Publicado em 07/07/2026 às 19h10.

STJ julgará em rito repetitivo fixação de data-base para réus que responderam em liberdade

Relatoria do recurso especial afetado para julgamento colegiado está sob a responsabilidade do ministro Rogerio Schietti

Redação
Foto: Divulgação/STJ

 

A 3ª Seção do Superior Tribunal de Justiça (STJ) definiu que julgará, sob o rito dos recursos repetitivos, a controvérsia jurídica que envolve a definição da data-base para a concessão de benefícios da execução penal em cenários específicos de liberdade provisória.
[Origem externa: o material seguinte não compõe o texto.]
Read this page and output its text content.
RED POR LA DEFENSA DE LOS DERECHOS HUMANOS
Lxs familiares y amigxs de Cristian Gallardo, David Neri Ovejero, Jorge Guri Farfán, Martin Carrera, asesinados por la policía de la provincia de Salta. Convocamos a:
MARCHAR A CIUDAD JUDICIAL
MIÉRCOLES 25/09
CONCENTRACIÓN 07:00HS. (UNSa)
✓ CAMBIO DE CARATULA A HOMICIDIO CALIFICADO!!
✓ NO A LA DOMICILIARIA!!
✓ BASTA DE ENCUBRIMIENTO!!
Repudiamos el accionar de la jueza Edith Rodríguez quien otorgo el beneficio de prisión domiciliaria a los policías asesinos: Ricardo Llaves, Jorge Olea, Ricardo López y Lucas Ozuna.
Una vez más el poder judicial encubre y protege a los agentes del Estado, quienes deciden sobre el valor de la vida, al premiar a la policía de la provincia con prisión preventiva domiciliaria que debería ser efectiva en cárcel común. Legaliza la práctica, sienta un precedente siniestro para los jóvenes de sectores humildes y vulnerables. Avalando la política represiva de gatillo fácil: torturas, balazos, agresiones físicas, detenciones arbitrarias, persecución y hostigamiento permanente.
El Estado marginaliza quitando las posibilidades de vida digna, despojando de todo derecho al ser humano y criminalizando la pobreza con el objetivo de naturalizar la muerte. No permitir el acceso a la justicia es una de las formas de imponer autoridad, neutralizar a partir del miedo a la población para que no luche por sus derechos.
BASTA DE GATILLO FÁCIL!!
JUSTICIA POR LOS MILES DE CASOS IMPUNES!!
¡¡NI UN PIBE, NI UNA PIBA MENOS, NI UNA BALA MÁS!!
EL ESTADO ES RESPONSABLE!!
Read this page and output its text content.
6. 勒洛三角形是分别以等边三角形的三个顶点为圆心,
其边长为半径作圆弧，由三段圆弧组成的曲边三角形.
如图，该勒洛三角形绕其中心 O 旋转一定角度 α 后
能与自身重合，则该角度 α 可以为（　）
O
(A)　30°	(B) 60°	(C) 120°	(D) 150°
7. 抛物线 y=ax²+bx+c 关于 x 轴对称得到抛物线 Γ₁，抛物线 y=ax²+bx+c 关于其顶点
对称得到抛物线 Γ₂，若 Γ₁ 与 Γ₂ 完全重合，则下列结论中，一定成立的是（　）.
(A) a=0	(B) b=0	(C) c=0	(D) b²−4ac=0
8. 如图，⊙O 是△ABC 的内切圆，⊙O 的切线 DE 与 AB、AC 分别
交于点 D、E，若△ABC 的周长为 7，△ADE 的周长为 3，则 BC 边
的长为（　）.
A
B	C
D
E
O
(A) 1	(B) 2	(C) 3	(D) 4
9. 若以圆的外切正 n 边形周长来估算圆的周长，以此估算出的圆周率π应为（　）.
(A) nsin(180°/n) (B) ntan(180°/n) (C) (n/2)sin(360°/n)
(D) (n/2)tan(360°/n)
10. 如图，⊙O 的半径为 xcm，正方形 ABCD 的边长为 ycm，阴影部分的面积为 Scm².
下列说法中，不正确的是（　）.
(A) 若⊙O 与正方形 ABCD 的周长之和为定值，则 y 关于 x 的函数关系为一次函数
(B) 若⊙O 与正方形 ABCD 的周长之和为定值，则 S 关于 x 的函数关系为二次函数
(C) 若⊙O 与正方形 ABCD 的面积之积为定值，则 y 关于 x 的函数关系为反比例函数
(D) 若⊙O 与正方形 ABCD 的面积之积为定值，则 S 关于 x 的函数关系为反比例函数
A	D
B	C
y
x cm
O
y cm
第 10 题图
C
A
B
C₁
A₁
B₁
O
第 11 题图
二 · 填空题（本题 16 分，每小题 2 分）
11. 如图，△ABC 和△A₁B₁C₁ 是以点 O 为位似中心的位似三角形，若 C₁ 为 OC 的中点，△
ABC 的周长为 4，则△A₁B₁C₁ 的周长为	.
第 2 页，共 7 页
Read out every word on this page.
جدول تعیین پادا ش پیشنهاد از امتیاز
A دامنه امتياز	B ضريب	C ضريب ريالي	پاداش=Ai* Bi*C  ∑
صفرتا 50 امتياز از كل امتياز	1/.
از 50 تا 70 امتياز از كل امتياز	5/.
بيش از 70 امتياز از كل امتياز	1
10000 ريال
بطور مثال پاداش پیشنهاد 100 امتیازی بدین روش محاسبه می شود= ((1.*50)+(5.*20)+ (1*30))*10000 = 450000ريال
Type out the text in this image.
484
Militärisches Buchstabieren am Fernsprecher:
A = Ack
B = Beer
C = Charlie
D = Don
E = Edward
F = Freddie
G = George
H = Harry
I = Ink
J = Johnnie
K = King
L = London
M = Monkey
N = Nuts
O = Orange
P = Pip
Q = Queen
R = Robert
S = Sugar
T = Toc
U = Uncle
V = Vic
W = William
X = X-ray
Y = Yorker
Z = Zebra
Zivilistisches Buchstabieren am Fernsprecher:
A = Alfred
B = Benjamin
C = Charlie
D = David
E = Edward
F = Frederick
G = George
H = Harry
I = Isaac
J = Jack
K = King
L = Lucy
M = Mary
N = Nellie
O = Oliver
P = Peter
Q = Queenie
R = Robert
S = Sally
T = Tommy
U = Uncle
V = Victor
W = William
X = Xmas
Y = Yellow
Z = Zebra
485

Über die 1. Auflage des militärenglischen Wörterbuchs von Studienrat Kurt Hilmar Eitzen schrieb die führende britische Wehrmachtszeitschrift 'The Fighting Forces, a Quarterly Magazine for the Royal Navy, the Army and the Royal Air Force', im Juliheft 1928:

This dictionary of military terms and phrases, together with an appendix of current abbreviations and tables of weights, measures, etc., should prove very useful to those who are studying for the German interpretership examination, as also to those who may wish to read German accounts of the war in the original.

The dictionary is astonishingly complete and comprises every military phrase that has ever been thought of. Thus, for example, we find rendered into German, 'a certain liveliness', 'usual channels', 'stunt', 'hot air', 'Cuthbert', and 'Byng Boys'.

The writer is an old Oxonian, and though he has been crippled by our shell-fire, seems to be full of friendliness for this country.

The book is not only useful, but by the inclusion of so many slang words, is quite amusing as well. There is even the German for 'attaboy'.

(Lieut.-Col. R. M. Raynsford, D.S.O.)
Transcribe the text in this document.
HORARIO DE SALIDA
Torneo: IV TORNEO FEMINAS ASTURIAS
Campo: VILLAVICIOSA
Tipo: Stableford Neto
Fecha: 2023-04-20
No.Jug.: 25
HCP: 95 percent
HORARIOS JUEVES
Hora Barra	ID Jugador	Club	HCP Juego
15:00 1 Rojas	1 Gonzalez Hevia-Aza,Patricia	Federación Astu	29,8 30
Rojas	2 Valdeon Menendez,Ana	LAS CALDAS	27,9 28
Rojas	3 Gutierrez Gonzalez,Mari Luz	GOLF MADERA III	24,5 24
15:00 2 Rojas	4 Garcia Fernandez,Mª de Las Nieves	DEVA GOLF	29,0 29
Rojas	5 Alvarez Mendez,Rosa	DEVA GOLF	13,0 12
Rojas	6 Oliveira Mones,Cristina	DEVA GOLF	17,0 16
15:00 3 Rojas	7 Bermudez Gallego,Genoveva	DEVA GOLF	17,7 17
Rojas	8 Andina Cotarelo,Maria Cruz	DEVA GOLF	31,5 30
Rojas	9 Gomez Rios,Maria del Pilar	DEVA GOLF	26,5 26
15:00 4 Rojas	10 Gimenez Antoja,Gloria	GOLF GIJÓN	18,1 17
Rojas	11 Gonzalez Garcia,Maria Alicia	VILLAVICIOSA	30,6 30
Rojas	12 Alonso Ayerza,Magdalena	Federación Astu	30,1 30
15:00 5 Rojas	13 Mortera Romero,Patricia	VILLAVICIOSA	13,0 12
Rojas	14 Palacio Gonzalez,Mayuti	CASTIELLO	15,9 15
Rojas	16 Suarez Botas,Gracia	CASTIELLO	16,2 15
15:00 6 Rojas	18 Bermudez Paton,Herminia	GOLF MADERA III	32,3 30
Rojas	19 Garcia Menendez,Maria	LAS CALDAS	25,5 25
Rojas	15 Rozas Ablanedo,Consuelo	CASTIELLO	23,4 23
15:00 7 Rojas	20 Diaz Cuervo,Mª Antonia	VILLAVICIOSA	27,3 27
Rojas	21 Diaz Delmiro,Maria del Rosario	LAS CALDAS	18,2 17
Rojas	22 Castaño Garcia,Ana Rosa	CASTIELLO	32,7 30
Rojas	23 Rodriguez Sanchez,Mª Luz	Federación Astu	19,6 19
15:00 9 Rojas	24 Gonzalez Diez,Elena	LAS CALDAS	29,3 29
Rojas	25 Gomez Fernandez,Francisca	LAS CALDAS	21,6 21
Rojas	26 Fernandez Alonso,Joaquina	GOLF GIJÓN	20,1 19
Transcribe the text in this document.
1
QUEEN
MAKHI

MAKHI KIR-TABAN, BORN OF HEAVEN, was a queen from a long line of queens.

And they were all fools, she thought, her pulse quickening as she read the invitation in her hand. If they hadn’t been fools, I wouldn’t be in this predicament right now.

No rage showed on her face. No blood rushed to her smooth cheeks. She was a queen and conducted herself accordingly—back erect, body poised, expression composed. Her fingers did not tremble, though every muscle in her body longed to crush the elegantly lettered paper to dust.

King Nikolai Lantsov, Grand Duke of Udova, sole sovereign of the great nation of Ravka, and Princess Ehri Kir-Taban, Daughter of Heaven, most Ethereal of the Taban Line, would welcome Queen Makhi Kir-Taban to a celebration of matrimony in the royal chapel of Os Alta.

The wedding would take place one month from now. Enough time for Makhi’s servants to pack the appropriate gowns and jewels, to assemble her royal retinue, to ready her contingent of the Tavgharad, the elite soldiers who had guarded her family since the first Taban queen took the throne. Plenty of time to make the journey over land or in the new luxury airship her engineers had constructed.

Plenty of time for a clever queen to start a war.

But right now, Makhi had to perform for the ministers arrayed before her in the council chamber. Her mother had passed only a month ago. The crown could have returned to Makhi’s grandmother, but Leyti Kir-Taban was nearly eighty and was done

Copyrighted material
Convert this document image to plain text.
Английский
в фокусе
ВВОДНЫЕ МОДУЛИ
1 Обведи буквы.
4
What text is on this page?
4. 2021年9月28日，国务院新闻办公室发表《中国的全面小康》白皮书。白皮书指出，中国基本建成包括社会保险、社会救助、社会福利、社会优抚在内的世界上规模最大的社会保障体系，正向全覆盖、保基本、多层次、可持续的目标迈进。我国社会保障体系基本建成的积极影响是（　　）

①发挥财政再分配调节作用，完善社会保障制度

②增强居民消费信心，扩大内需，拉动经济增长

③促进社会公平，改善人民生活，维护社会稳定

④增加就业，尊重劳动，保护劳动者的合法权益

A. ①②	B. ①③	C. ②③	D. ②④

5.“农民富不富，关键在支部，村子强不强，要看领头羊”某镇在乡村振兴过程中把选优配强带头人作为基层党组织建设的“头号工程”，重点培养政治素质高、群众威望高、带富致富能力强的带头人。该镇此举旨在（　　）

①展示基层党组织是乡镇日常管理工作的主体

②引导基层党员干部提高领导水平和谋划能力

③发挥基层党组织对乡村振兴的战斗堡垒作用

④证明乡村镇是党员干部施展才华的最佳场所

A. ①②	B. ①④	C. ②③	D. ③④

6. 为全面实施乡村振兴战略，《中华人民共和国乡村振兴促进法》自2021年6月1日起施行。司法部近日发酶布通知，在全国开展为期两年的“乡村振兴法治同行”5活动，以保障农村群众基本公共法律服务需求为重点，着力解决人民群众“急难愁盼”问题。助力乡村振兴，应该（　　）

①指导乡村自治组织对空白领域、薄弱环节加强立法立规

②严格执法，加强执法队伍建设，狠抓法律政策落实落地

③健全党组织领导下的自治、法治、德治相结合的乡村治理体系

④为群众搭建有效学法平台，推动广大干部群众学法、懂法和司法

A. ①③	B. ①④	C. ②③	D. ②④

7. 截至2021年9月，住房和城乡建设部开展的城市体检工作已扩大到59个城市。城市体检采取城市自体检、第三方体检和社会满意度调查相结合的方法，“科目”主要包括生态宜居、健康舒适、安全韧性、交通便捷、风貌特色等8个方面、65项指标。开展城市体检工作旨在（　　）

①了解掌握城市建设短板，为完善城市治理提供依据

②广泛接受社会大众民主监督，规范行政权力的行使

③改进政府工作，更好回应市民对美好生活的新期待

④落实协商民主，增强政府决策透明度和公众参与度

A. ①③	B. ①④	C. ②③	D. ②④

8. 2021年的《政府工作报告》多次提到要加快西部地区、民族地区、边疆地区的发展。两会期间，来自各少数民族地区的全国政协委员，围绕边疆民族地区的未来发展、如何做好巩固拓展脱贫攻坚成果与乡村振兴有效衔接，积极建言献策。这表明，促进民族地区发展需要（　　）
O julgamento sob essa sistemática servirá para fixar uma tese de caráter vinculante, o que significa que o entendimento adotado pela Corte Superior deverá ser obrigatoriamente seguido pelas instâncias inferiores do Judiciário brasileiro em processos semelhantes.

A discussão jurídica central mira as situações em que o réu chega a passar por uma prisão preventiva no início do processo, mas, posteriormente, obtém o direito de responder à ação penal em liberdade provisória. A relatoria do recurso especial afetado para julgamento colegiado está sob a responsabilidade do ministro Rogerio Schietti.

Para consolidar a tese, os ministros debaterão os limites e as conexões entre diferentes dispositivos da legislação criminal do país. A análise exige a interpretação combinada do artigo 112 da Lei de Execução Penal, dispositivo responsável por ditar os lapsos temporais necessários para que um apenado consiga a progressão de regime prisional, e do artigo 42 do Código Penal, que rege a aplicação do instituto da detração penal, que é o abatimento do tempo de prisão provisória no montante da pena definitiva.